AMC says it's "committed" to re-opening theaters on July 15
After weeks and months of guesswork, speculation, and general “Hey, wouldn’t it be crazy if we all died to watch a Trolls movie?” madness, AMC Theaters has now set a formal date for re-opening its doors: July 15. Per Deadline, the company’s CEO, Adam Aron, has said that the world’s largest theater chain is “committed” to that date—even if, say, Disney’s Mulan (currently the first major blockbuster slated to head back into theaters, on July 24) ends up jumping ship for a later time. Aron has declared that roughly 450 of the company’s 660 U.S. theaters will re-open in mid-July, with another 150 following in the weeks after.

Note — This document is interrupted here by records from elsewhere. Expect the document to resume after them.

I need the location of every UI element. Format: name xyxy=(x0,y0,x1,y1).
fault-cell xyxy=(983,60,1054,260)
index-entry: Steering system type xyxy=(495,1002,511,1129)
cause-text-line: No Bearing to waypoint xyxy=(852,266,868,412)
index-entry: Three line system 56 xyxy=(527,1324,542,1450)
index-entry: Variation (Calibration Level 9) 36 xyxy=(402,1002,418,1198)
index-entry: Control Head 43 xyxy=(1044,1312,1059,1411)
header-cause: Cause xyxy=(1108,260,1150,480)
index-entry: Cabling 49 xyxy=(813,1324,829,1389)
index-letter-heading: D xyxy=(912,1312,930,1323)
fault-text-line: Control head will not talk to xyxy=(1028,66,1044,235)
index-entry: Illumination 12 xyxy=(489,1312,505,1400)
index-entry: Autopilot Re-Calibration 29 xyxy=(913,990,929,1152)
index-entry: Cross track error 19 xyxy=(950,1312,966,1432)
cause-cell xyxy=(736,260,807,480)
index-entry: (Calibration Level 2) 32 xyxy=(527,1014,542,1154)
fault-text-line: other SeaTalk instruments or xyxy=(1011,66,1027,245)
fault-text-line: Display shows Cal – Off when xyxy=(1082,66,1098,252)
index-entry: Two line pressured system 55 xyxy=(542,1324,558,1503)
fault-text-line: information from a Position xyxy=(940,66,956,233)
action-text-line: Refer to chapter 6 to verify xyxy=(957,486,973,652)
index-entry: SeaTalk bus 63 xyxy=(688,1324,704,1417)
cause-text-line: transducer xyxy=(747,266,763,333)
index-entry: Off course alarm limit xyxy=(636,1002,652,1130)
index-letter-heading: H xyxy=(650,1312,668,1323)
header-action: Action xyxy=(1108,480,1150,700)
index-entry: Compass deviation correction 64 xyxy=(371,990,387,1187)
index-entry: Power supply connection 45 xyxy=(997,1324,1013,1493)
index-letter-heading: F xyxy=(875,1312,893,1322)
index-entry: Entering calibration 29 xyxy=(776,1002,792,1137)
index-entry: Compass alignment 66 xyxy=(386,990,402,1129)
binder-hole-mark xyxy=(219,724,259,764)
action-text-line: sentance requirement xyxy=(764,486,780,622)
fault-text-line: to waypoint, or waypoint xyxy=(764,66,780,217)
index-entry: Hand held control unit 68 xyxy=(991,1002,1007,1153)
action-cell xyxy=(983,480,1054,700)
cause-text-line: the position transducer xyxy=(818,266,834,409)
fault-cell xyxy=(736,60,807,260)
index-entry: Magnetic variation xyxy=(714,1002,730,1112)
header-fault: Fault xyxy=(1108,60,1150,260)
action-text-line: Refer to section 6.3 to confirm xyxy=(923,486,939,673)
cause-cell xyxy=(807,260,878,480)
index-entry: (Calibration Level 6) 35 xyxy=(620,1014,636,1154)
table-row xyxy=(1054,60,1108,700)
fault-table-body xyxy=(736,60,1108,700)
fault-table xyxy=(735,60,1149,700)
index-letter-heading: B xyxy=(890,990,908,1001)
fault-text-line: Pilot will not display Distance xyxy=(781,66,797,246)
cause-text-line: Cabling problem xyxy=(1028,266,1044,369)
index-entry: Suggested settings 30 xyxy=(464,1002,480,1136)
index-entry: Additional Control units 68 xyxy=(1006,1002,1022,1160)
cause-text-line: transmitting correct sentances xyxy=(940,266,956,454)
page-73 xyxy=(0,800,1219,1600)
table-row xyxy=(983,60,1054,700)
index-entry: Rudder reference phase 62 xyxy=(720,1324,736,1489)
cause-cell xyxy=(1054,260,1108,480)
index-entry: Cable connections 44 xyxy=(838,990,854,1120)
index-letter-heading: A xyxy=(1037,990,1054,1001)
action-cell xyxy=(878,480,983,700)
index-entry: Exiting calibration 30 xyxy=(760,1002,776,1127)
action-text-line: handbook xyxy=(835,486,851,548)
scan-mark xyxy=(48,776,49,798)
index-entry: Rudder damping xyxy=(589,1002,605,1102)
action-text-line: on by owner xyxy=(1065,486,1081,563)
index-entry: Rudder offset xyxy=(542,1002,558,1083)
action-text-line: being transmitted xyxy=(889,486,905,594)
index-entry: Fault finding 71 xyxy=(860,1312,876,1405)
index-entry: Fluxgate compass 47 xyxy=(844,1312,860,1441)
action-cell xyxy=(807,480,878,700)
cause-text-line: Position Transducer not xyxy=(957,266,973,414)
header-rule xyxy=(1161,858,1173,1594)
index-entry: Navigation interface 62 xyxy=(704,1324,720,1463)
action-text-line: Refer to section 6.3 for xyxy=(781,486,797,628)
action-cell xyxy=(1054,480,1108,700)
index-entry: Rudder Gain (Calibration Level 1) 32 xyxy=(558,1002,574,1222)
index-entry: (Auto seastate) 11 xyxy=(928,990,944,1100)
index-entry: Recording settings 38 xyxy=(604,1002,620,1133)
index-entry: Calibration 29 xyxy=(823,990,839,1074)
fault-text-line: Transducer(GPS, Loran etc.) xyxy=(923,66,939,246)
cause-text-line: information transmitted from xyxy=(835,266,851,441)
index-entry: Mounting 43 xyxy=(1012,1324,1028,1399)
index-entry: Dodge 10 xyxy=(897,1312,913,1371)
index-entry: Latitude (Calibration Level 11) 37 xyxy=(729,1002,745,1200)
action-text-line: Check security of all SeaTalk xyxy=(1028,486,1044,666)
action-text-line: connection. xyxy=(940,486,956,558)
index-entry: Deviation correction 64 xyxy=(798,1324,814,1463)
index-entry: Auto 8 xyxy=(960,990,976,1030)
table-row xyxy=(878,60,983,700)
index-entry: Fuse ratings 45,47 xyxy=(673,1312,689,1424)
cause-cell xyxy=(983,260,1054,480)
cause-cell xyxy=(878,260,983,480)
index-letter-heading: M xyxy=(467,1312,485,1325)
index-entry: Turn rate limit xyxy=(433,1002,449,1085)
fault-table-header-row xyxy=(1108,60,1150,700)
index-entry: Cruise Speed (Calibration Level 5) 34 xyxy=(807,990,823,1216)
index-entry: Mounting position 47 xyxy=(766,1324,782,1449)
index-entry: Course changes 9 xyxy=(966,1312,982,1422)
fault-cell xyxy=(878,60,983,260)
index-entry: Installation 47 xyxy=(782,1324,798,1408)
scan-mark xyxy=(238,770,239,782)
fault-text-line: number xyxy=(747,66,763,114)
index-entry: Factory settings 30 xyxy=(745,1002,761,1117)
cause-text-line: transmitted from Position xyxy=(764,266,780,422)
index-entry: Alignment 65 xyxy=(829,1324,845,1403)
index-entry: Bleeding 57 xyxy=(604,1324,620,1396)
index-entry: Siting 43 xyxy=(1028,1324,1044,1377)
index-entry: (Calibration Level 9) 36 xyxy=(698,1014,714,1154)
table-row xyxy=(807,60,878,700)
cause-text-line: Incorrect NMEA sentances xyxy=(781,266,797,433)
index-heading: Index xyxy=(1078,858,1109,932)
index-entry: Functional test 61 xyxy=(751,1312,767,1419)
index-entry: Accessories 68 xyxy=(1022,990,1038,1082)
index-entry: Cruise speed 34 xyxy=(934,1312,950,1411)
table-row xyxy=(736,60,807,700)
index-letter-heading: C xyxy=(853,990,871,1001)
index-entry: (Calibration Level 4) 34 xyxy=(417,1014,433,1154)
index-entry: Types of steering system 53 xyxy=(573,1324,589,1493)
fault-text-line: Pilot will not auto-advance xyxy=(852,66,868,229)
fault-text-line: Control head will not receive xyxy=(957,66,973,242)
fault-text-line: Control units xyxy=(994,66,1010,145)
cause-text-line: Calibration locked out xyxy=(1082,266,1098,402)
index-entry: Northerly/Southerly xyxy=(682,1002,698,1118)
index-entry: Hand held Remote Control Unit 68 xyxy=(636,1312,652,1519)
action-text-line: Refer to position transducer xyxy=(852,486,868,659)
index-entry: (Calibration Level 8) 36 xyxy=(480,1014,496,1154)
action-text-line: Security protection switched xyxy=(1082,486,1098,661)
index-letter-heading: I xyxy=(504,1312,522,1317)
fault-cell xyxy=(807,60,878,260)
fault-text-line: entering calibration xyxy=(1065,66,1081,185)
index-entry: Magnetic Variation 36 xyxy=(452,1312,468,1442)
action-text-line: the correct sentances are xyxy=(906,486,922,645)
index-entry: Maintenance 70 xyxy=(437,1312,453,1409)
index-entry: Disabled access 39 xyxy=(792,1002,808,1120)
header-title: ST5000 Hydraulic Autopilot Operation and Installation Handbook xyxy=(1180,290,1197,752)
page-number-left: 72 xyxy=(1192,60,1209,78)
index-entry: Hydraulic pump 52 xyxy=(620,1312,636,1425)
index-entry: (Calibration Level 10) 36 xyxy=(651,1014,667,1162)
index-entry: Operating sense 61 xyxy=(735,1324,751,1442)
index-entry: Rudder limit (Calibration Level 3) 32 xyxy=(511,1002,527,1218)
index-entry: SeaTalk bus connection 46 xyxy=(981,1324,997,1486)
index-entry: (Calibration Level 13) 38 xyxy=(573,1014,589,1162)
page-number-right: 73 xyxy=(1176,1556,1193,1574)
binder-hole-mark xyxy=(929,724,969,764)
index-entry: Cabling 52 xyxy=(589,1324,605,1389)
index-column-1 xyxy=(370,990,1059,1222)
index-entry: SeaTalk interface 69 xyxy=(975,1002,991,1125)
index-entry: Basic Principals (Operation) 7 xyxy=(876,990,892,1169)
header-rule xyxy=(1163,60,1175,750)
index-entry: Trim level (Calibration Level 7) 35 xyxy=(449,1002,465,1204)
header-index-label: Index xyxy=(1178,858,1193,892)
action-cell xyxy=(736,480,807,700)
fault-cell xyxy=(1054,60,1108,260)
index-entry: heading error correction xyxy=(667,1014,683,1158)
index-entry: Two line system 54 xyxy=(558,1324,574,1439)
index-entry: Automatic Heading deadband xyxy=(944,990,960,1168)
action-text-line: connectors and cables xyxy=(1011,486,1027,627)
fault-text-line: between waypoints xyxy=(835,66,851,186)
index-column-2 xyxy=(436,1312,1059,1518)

AMC also released its new cleaning and safety guidelines, including the announcement that it’ll be doing a phased re-opening, with the initial weeks seeing theaters running at just 30 percent occupancy. (The plan being to get back to a full 100 percent capacity by right around Thanksgiving.) The company also announced that, while it won’t be requiring temperature checks for theater-goers, it will encourage (but not require) attendees to wear masks while watching their movies—with Aron admitting that the company doesn’t want to get yelled at (or, god help us, sang at) over the very “politicized” issue of whether you should wear a mask in public during a global pandemic, which has been a real hot-button topic for the assholes of the planet.
Other new safety guidelines include deep cleanings of theaters in between showings, mandatory temperature checks for employees (with compensation if they’re forced to be sent home), and improved air filtration systems in all of the company’s facilities. All of this is roughly in line with what the other big theater chains have announced, too, so it’s looking like mid-July really will be the point where we decide to test how safe any of these measures actually are, weighed against our deep and truly human desire to sit in a dark room and risk our lives to watch the live-action Mulan reboot.